Luke Harker’s unconventional method of catharsis saw him barrage Hull University legal academic Professor Christian Twigg-Flesner with a host of abusive emails.

Somewhat embarrassingly, though, Harker sent them from an email account he had registered with the university — hence his downfall.

The two month-long campaign saw Harker, now 26, send various threats to the lecturer. One stated:

I would love to throw you on your head and break your glasses.

This message was made particularly distressing, reports local media in Yorkshire, by the fact that Twigg-Flesner was at the time on blood-thinning medication for a health problem that meant any blow to the head could be potentially fatal.

In another email, Harker labelled Twigg-Flesner a “greedy negroid Jew”. Twigg-Flesner is neither black nor Jewish.

The former Hull student’s written attacks have their roots in a 2012 incident in the corridors of Hull University Law School where he bumped into Twigg-Flesner, Scarborough Magistrates’ court heard.

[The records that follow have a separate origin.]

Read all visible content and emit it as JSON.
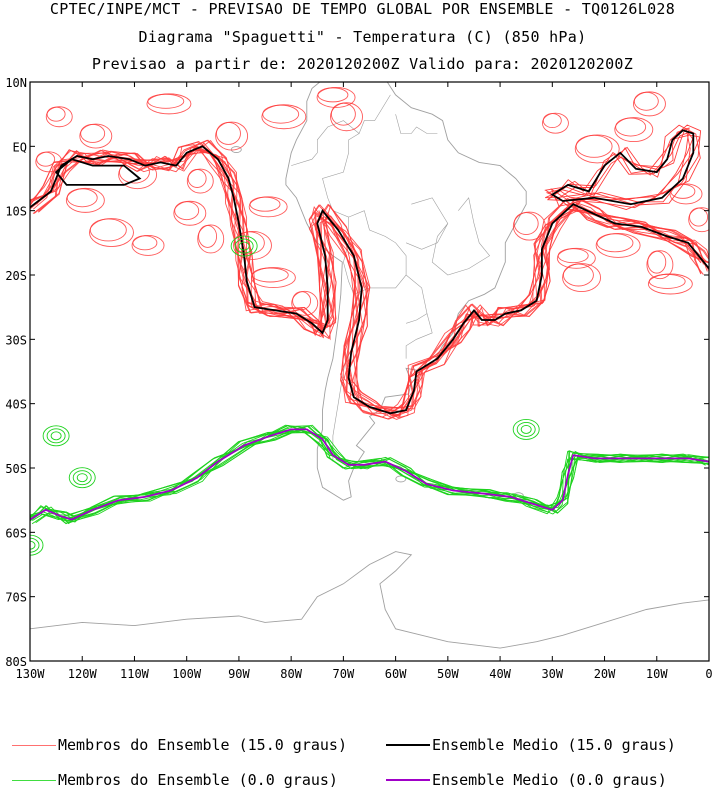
{
  "header": {
    "line1": "CPTEC/INPE/MCT - PREVISAO DE TEMPO GLOBAL POR ENSEMBLE - TQ0126L028",
    "line2": "Diagrama \"Spaguetti\" - Temperatura (C) (850 hPa)",
    "line3": "Previsao a partir de: 2020120200Z  Valido para: 2020120200Z"
  },
  "map": {
    "lat_range": [
      -80,
      10
    ],
    "lon_range": [
      -130,
      0
    ],
    "lat_ticks": [
      "10N",
      "EQ",
      "10S",
      "20S",
      "30S",
      "40S",
      "50S",
      "60S",
      "70S",
      "80S"
    ],
    "lon_ticks": [
      "130W",
      "120W",
      "110W",
      "100W",
      "90W",
      "80W",
      "70W",
      "60W",
      "50W",
      "40W",
      "30W",
      "20W",
      "10W",
      "0"
    ],
    "colors": {
      "members_15": "#ff3c3c",
      "mean_15": "#000000",
      "members_0": "#1ed21e",
      "mean_0": "#a000c8",
      "coast": "#a0a0a0"
    }
  },
  "legend": {
    "members_15": "Membros do Ensemble (15.0 graus)",
    "mean_15": "Ensemble Medio (15.0 graus)",
    "members_0": "Membros do Ensemble (0.0 graus)",
    "mean_0": "Ensemble Medio (0.0 graus)"
  }
}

Harker apparently thought the collision was no accident on the part of the law professor.

Yet his abusive emails weren’t sent until between last August and October — three years later.

Harker’s solicitor, Robert Vining, implied that the lingering bitterness about the collision was displacement as he told the court that the only explanation his client had offered for his behaviour was disappointment about his struggles to qualify as a lawyer.

In a subtle discouragement for Harker to apply for a training contract with his firm, Scarborough-based Tubbs & Co, Vining added:

I’ve personally told the defendant this conviction means his chosen legal career has now effectively ended.

Harker — who the court heard had previously been cautioned for harassing a female co-student in 2014 — admitted a single charge of racially aggravated harassment without violence. He received a restraining order, an 18 week sentence suspended for two years and 150 hours of community service.

The law graduate has also been barred from contacting Twigg-Flesner and visiting the university’s campus for 10 years.